In a quadratic function like the one given for the rocket's height, the vertex represents either the maximum or minimum point of the parabola formed by plotting the equation. A quadratic function has the general form

• \( ax^2 + bx + c \)
• where \(a\), \(b\), and \(c\) are constants. For our function, \(a = -4.9\), \(b = 229\), and \(c = 234\).

Because the coefficient \(a\) is negative in this equation, the parabola opens downwards, indicating a maximum point at the vertex. To find the vertex, you apply the vertex formula, which gives you the time \(t\) when the function reaches this extreme height or depth.

The specific vertex formula to find the time \(t\) of the vertex is:

• \( t = \frac{-b}{2a} \)

This formula is crucial for identifying the time at which the maximum height is reached. Once you figure out \(t\) using this method, you can substitute it back into the original quadratic equation to find the height at this time.

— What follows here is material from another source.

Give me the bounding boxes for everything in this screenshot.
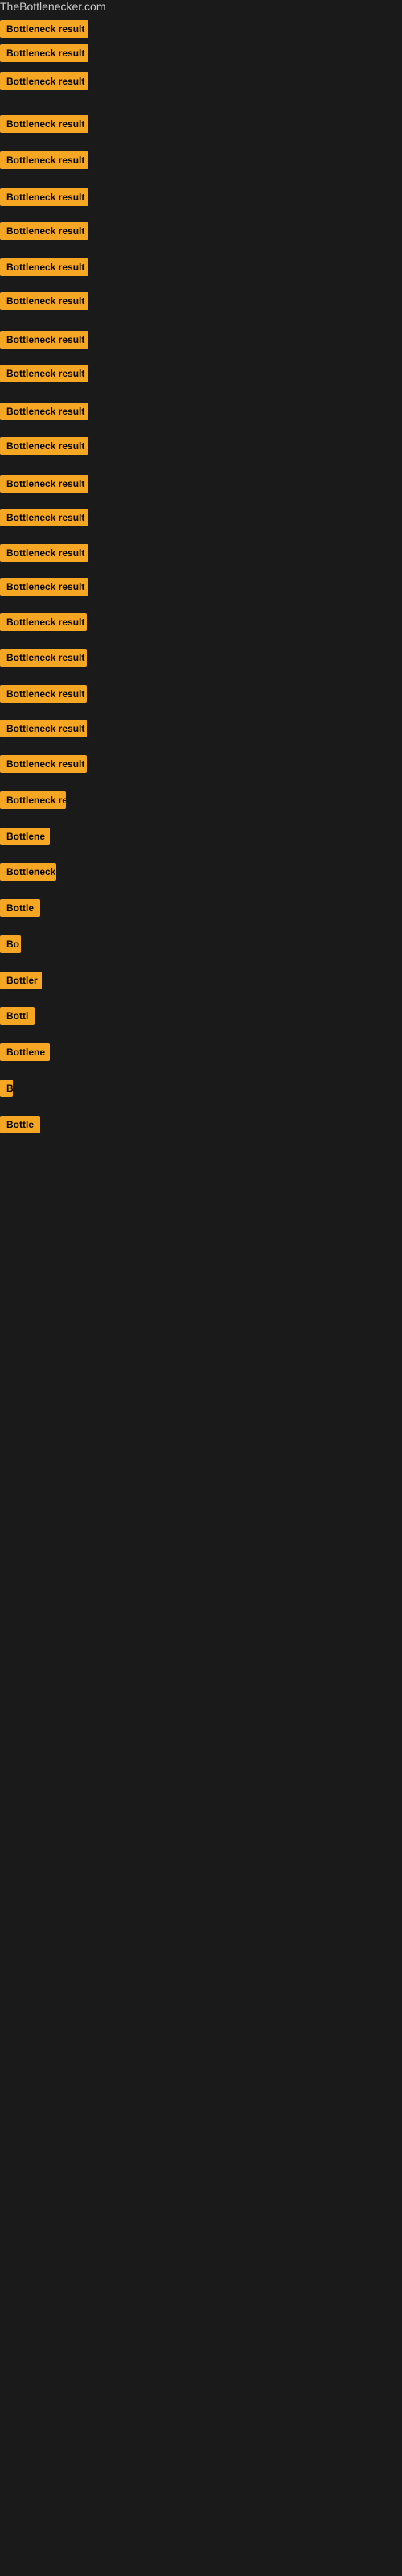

After determining the time \(t\) using the vertex formula, the next step involves calculating the maximum height at this specific time. For our quadratic function

• \( h(t) = -4.9t^2 + 229t + 234 \)

we substitute the calculated time \( t = 23.37 \) seconds back into the function. This substitution allows us to solve for \(h(t)\), which gives us the maximum height that the rocket will achieve.

Breaking this calculation down, you will perform the following computations:

• Square the time: \( (23.37)^2 \)
• Multiply by \( -4.9 \)
• Multiply \( 229 \times 23.37 \)
• Add \( 234 \) to the result of the previous step

When these are completed, you sum the results—yielding the maximum height of approximately 2911.59 meters. This height represents how far above sea level the rocket reaches at its peak.

The quadratic formula is a powerful tool used to find the roots of a quadratic equation given by the standard form \( ax^2 + bx + c = 0 \). This formula is essential when you need to calculate where the quadratic equation crosses the x-axis, but it can also have applications in other contexts involving quadratics.

For such calculations, the quadratic formula is expressed as:

• \( x = \frac{-b \pm \sqrt{b^2-4ac}}{2a} \)

This formula effectively finds the values of \(x\) that satisfy the equation \( ax^2 + bx + c = 0 \). In the rocket height problem, while the quadratic formula is not directly employed to find the maximum height, understanding how to solve for \(x\) is crucial, especially if you're finding where the height becomes zero (i.e., when the rocket hits the ground) or predicting times for ascent and descent.

While in this exercise, we primarily focus on the vertex to determine maximum height, grasping the utility of the quadratic formula can significantly enhance problem-solving skills around quadratic functions.